Onların gözyaşlarına kanan devletimizde istediklerini hep veriyor. Onlar istemekten, devlette vermekten geri kalmıyor.
Antalya Büyükşehir Belediye Başkanı Menderes Türel’in gösterdiği gayretin yüzde 1’ini bile göstermiyorlar. Kaldı ki, bana göre Antalya’ya turist getirmek büyükşehirin, büyükşehir belediye başkanının görevi hiç mi hiç değil. Konaklama tesislerinin sahipleri ve yöneticileri yan gelip yatacaklar, arada bir ağlayacaklar...
Hiçbir emek harcamadan her şeyin kendine sunulmasını bekleyen kişi ya da kişiler için söylenen bir söz geldi aklıma .“Armut piş, ağzıma düş.”
Sanki turizmciler için söylenmiş.
Halbuki sadece turizmcinin hali kötü..
Esnaf kan ağlıyor, gün geliyor şiftah bile yapmadan dükkanını kapatanlar var. Çoğu iflasın eşiğinde.
Çiftçi ve besici dersen...
Onca emek, onca masraf...Bir yandan sıcak ya da aşırı soğuk, yani “don”.
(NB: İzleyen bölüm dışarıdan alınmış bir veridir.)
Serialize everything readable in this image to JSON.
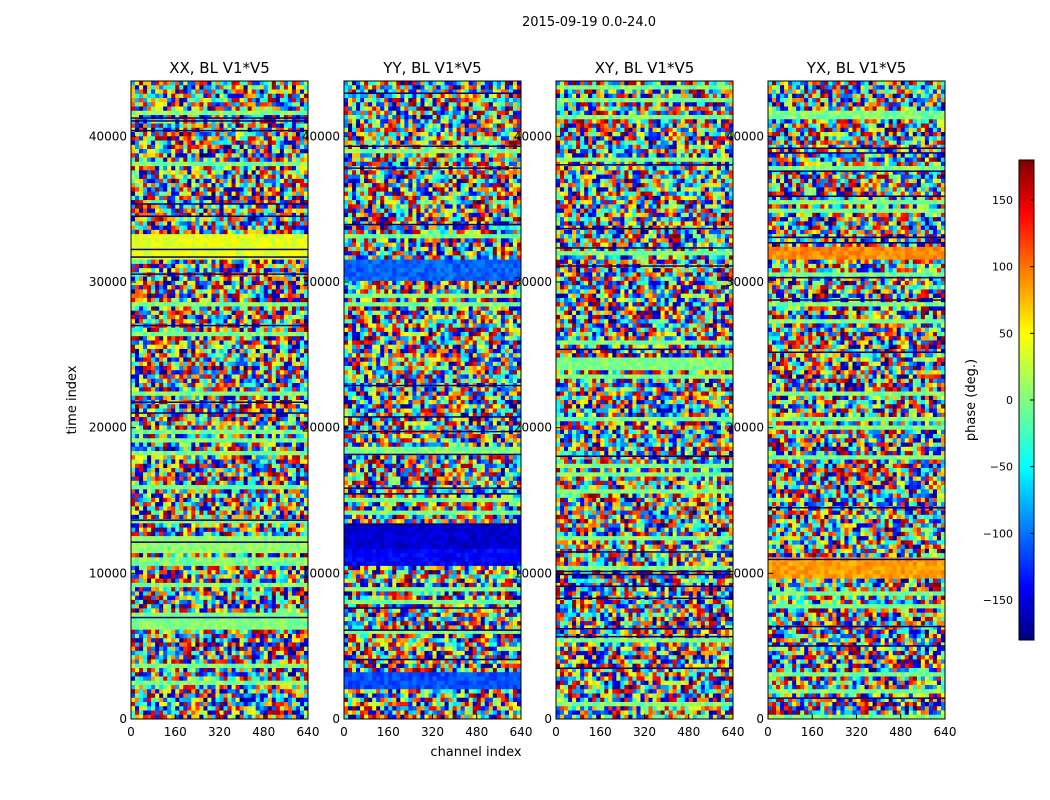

İyi verim alırlarsa ancak yaptıkları masraflarını karşılayabiliyorlar. Almazlarsa, cepten...
Arada kazananlar var, çiftçinin sırtından yüklü kazananlar var. O ayrı bir konu.
Yine dikkat ettiniz mi...Esnafta, çiftçi ve besici de turizmciler, otel sahip ve yöneticileri gibi ağlayamıyorlar.
Ağlayamayınca da devletten istediklerini alamıyorlar.